You would have seen classrooms with neatly arranged desks, and walls adorned with students’ artwork. But have you seen classrooms with walls bearing bullet marks?
You would have heard of disaster management drills being performed at schools once in a while. But have you heard of schools where children have to cope with real, man-made disasters, almost on a daily basis?
These situations are part of the sad reality in Syria. The civil war that began in the country in 2012 has been the reason for its constant turmoil for over five years now. Neighbouring countries such as Egypt, Iraq, Lebanon, and parts of Europe have been affected too. However, Syria, the base of the war, has been affected the most, with hundreds of lives being lost every day. Amidst this crisis, the nation’s underpaid teachers quietly carry on with their responsibilities from one day to the next.

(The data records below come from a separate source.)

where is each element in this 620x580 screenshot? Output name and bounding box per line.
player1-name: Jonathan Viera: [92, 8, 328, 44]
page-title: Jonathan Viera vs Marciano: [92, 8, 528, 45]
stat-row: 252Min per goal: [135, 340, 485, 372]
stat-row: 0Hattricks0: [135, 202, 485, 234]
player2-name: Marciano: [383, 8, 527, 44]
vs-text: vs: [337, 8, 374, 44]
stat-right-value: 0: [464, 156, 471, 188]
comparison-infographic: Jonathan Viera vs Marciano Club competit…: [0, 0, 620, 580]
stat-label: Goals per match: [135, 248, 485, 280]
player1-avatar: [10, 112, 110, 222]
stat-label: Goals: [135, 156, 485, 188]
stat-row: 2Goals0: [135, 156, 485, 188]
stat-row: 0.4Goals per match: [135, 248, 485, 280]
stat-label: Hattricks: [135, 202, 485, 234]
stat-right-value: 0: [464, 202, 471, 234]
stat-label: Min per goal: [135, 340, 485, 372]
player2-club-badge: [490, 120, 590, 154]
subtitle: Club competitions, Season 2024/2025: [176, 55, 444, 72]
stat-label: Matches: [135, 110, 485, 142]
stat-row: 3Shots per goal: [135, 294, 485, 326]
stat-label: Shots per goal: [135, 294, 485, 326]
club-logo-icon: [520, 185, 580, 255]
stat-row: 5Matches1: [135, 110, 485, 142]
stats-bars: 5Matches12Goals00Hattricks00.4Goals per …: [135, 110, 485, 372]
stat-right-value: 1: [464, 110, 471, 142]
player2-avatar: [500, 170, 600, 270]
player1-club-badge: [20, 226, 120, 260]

Children are among the most affected, during any war. Further, among the various sectors that have been impacted by Syria’s nation-wide unrest, education has been one of the most affected. These two factors combined, have put the lives of Syrian children in severe uncertainty and distress. While many children have not been enrolled in schools, many who have been admitted are being prevented by their worried parents from attending school. Some children have started working to support their families, while some children are even being married off. However, education in Syria still sees a ray of hope, thanks to the dedicated teachers, who continue to impart education to children in schools.
A lot of Syrian schools are almost unrecognisable, both from the outside and inside-- as are many prominent buildings in the country. Classes are conducted in disfigured classrooms, in basements, or in the open, among the debris and rubble of the ruined buildings. These are the settings where one would witness the most heart-warming scenes- teachers tutoring displaced or refugee children, despite bombings and airstrikes!
‘It seems like this war will drag on, and we cannot have our children growing without an education’, they say. The role of teachers also become paramount in Syria because only a small portion of the funds allotted to crisis management is being presently spent on education. There are teachers who have not been paid for over six months. The family members of few teachers have been arrested by the ISIS for a long while. Despite these odds, the teachers brave on with determination, day after day.
A Syrian classroom could surprise one, as its strength often leans toward the extremities. While some classes have only a handful of students, few classrooms in refugee camps have ONE teacher addressing about 120 students! These large numbers are due to the insufficient number of schools in Syria, to accommodate the refugee children. When these children are questioned about their ambitions in life, one gets the most surprisingly cheerful replies. While some aim to become history teachers to tell the future generations about their childhood in Syria, some want to become engineers to rebuild their crippled country. Others want to become surgeons to relieve humankind of suffering.
It is in these times, that one realizes the true objective of the struggles of these teachers-- to create a younger generation filled with hope and positivity. Attending school provides Syrian children with a certain degree of normalcy in their lives, which allows them to envision a peaceful future for Syria. In turn, this effect on the psyche of these children also holds the possibility of influencing the lives of the adults around them.
Thus, these Syrian teachers are no less than soldiers who put their life on the line for their country. We salute all the teachers around the world who see their profession as a responsibility, and not a duty.